Isotonic salt-free fluids
Effects of hyponatremia on cells?
Causes swollen RBCs which have decreased oxygen-carrying efficiency and can be too large.
Causes swollen neurons which leads to damage or death
Basic causes of Hypochloremia?
1) Hyponatremia
2) Vomiting
3) Metabolic alkalosis
4) Cystic fibrosis
(T/F?) In general, K+ and Na+ move in opposite directions via sodium/potassium pumps?
True
Roles of Potassium as an ICF ion?
1) Maintains concentration via Na+/K+ pump
2) Establishes the resting membrane potential
3) Transmission and conduction of nerve impulses, normal cardiac rhythm
4) Responsible for Skeletal and smooth muscle contractions
Basic causes of hypokalemia?
1) Reduced K+ intake
2) Alkalosis causing increased K+ entry into cell
3) Increased potassium loss (polyuria, etc.)

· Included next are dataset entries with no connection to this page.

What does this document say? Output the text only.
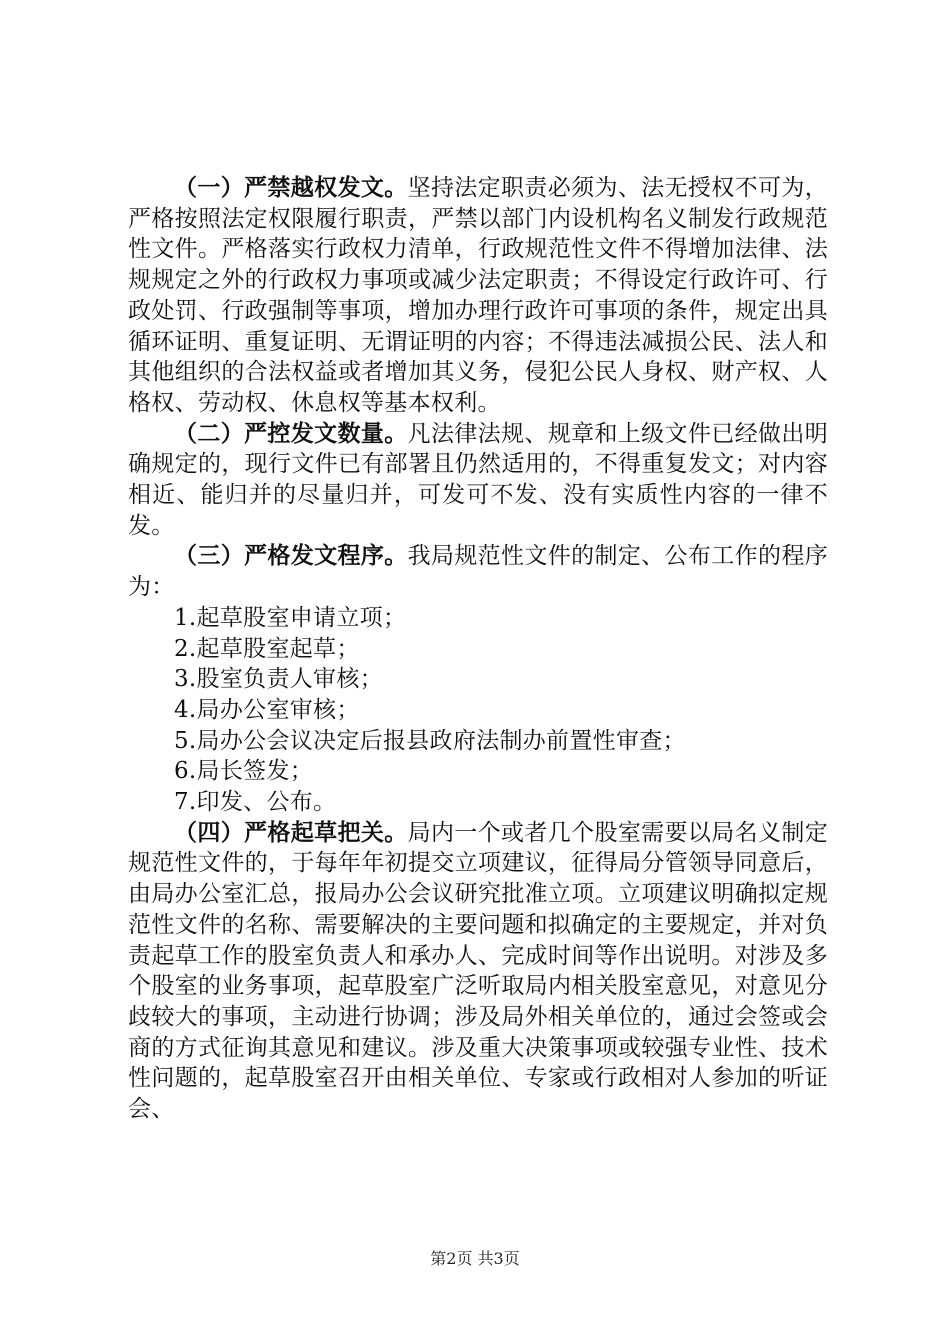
（一）严禁越权发文。坚持法定职责必须为、法无授权不可为，严格按照法定权限履行职责，严禁以部门内设机构名义制发行政规范性文件。严格落实行政权力清单，行政规范性文件不得增加法律、法规规定之外的行政权力事项或减少法定职责；不得设定行政许可、行政处罚、行政强制等事项，增加办理行政许可事项的条件，规定出具循环证明、重复证明、无谓证明的内容；不得违法减损公民、法人和其他组织的合法权益或者增加其义务，侵犯公民人身权、财产权、人格权、劳动权、休息权等基本权利。

（二）严控发文数量。凡法律法规、规章和上级文件已经做出明确规定的，现行文件已有部署且仍然适用的，不得重复发文；对内容相近、能归并的尽量归并，可发可不发、没有实质性内容的一律不发。

（三）严格发文程序。我局规范性文件的制定、公布工作的程序为：

1.起草股室申请立项；

2.起草股室起草；

3.股室负责人审核；

4.局办公室审核；

5.局办公会议决定后报县政府法制办前置性审查；

6.局长签发；

7.印发、公布。

（四）严格起草把关。局内一个或者几个股室需要以局名义制定规范性文件的，于每年年初提交立项建议，征得局分管领导同意后，由局办公室汇总，报局办公会议研究批准立项。立项建议明确拟定规范性文件的名称、需要解决的主要问题和拟确定的主要规定，并对负责起草工作的股室负责人和承办人、完成时间等作出说明。对涉及多个股室的业务事项，起草股室广泛听取局内相关股室意见，对意见分歧较大的事项，主动进行协调；涉及局外相关单位的，通过会签或会商的方式征询其意见和建议。涉及重大决策事项或较强专业性、技术性问题的，起草股室召开由相关单位、专家或行政相对人参加的听证会、

第2页 共3页
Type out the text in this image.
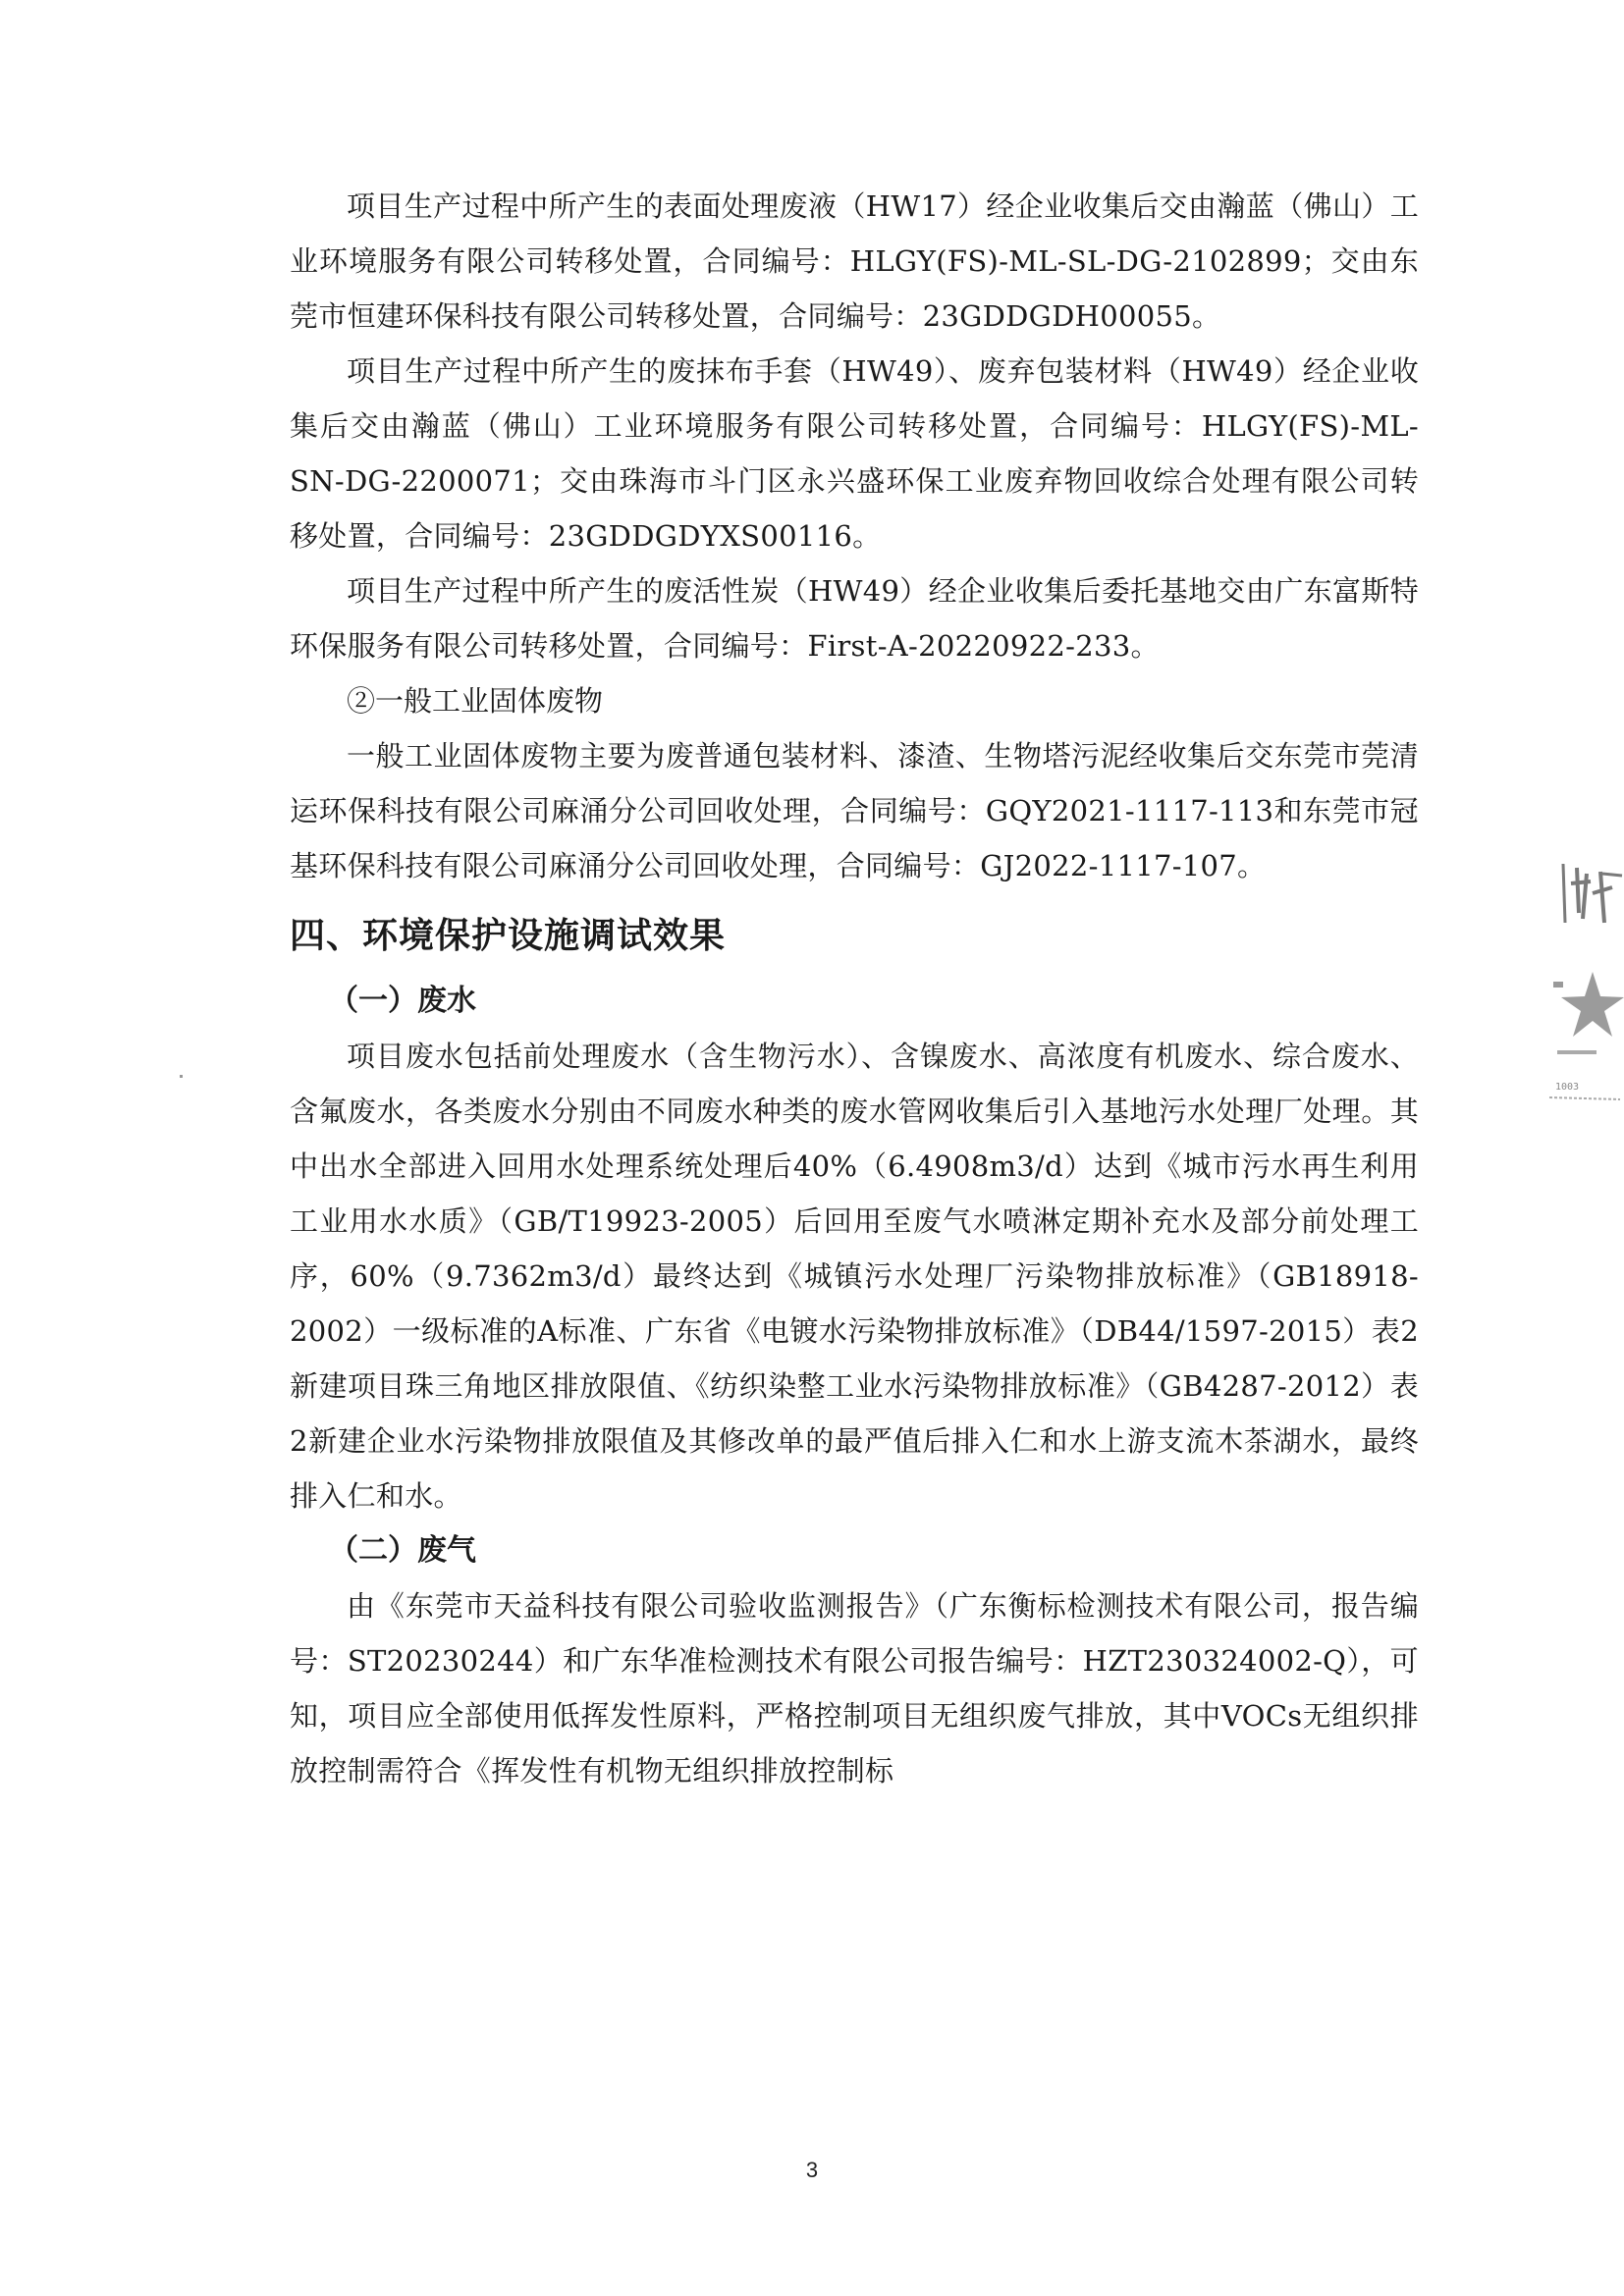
项目生产过程中所产生的表面处理废液（HW17）经企业收集后交由瀚蓝（佛山）工业环境服务有限公司转移处置，合同编号：HLGY(FS)-ML-SL-DG-2102899；交由东莞市恒建环保科技有限公司转移处置，合同编号：23GDDGDH00055。

项目生产过程中所产生的废抹布手套（HW49）、废弃包装材料（HW49）经企业收集后交由瀚蓝（佛山）工业环境服务有限公司转移处置，合同编号：HLGY(FS)-ML-SN-DG-2200071；交由珠海市斗门区永兴盛环保工业废弃物回收综合处理有限公司转移处置，合同编号：23GDDGDYXS00116。

项目生产过程中所产生的废活性炭（HW49）经企业收集后委托基地交由广东富斯特环保服务有限公司转移处置，合同编号：First-A-20220922-233。

②一般工业固体废物

一般工业固体废物主要为废普通包装材料、漆渣、生物塔污泥经收集后交东莞市莞清运环保科技有限公司麻涌分公司回收处理，合同编号：GQY2021-1117-113和东莞市冠基环保科技有限公司麻涌分公司回收处理，合同编号：GJ2022-1117-107。

四、环境保护设施调试效果
（一）废水

项目废水包括前处理废水（含生物污水）、含镍废水、高浓度有机废水、综合废水、含氟废水，各类废水分别由不同废水种类的废水管网收集后引入基地污水处理厂处理。其中出水全部进入回用水处理系统处理后40%（6.4908m3/d）达到《城市污水再生利用工业用水水质》（GB/T19923-2005）后回用至废气水喷淋定期补充水及部分前处理工序，60%（9.7362m3/d）最终达到《城镇污水处理厂污染物排放标准》（GB18918-2002）一级标准的A标准、广东省《电镀水污染物排放标准》（DB44/1597-2015）表2新建项目珠三角地区排放限值、《纺织染整工业水污染物排放标准》（GB4287-2012）表2新建企业水污染物排放限值及其修改单的最严值后排入仁和水上游支流木茶湖水，最终排入仁和水。

（二）废气

由《东莞市天益科技有限公司验收监测报告》（广东衡标检测技术有限公司，报告编号：ST20230244）和广东华准检测技术有限公司报告编号：HZT230324002-Q），可知，项目应全部使用低挥发性原料，严格控制项目无组织废气排放，其中VOCs无组织排放控制需符合《挥发性有机物无组织排放控制标

1003
3
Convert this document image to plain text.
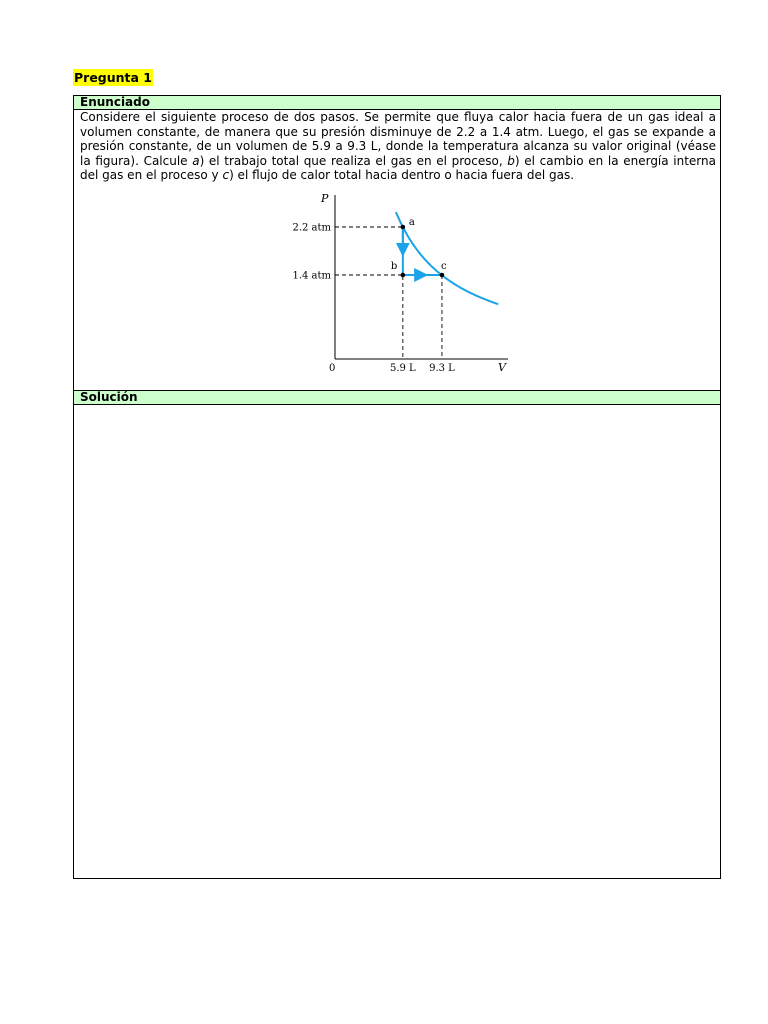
Pregunta 1
Enunciado
Considere el siguiente proceso de dos pasos. Se permite que fluya calor hacia fuera de un gas ideal a volumen constante, de manera que su presión disminuye de 2.2 a 1.4 atm. Luego, el gas se expande a presión constante, de un volumen de 5.9 a 9.3 L, donde la temperatura alcanza su valor original (véase la figura). Calcule a) el trabajo total que realiza el gas en el proceso, b) el cambio en la energía interna del gas en el proceso y c) el flujo de calor total hacia dentro o hacia fuera del gas.
P
V
0
2.2 atm
1.4 atm
5.9 L 9.3 L
a
b	c
Solución
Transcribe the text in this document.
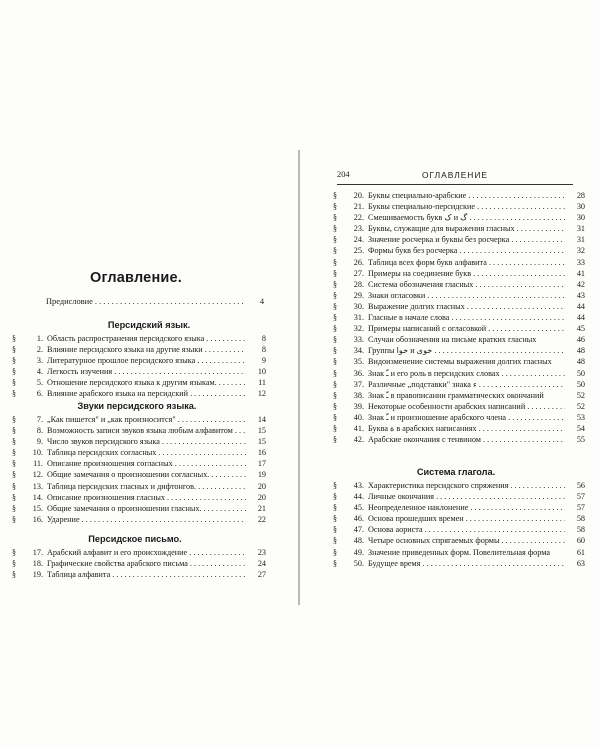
Оглавление.
Предисловие . . .	4
Персидский язык.
§	1. Область распространения персидского языка . . .	8
§	2. Влияние персидского языка на другие языки . . .	8
§	3. Литературное прошлое персидского языка . . .	9
§	4. Легкость изучения . . .	10
§	5. Отношение персидского языка к другим языкам. . . .	11
§	6. Влияние арабского языка на персидский . . .	12
Звуки персидского языка.
§	7. „Как пишется" и „как произносится" . . .	14
§	8. Возможность записи звуков языка любым алфавитом . . .	15
§	9. Число звуков персидского языка . . .	15
§	10. Таблица персидских согласных . . .	16
§	11. Описание произношения согласных . . .	17
§	12. Общие замечания о произношении согласных. . . .	19
§	13. Таблица персидских гласных и дифтонгов. . . .	20
§	14. Описание произношения гласных . . .	20
§	15. Общие замечания о произношении гласных. . . .	21
§	16. Ударение . . .	22
Персидское письмо.
§	17. Арабский алфавит и его происхождение . . .	23
§	18. Графические свойства арабского письма . . .	24
§	19. Таблица алфавита . . .	27
204	ОГЛАВЛЕНИЕ
§	20. Буквы специально-арабские . . .	28
§	21. Буквы специально-персидские . . .	30
§	22. Смешиваемость букв ک и گ . . .	30
§	23. Буквы, служащие для выражения гласных . . .	31
§	24. Значение росчерка и буквы без росчерка . . .	31
§	25. Формы букв без росчерка . . .	32
§	26. Таблица всех форм букв алфавита . . .	33
§	27. Примеры на соединение букв . . .	41
§	28. Система обозначения гласных . . .	42
§	29. Знаки огласовки . . .	43
§	30. Выражение долгих гласных . . .	44
§	31. Гласные в начале слова . . .	44
§	32. Примеры написаний с огласовкой . . .	45
§	33. Случаи обозначения на письме кратких гласных	46
§	34. Группы خوا и خوی . . .	48
§	35. Видоизменение системы выражения долгих гласных	48
§	36. Знак ـّ и его роль в персидских словах . . .	50
§	37. Различные „подставки" знака ء . . .	50
§	38. Знак ـّ в правописании грамматических окончаний	52
§	39. Некоторые особенности арабских написаний . . .	52
§	40. Знак ـّ и произношение арабского члена . . .	53
§	41. Буква ة в арабских написаниях . . .	54
§	42. Арабские окончания с тенвином . . .	55
Система глагола.
§	43. Характеристика персидского спряжения . . .	56
§	44. Личные окончания . . .	57
§	45. Неопределенное наклонение . . .	57
§	46. Основа прошедших времен . . .	58
§	47. Основа аориста . . .	58
§	48. Четыре основных спрягаемых формы . . .	60
§	49. Значение приведенных форм. Повелительная форма	61
§	50. Будущее время . . .	63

Explain the relationship between pH and levels of potassium in the blood?
When PT is acidotic (too much H+ in ECF) H+ moves into the cell and switches places with the other proton:K+, which goes to the ECF and causes hyperkalemia. (it works vice-versa when PT is alkaloid).
(T/F?) Strenuous exercise facilitates the movement of K+ from the ICF to the ECF?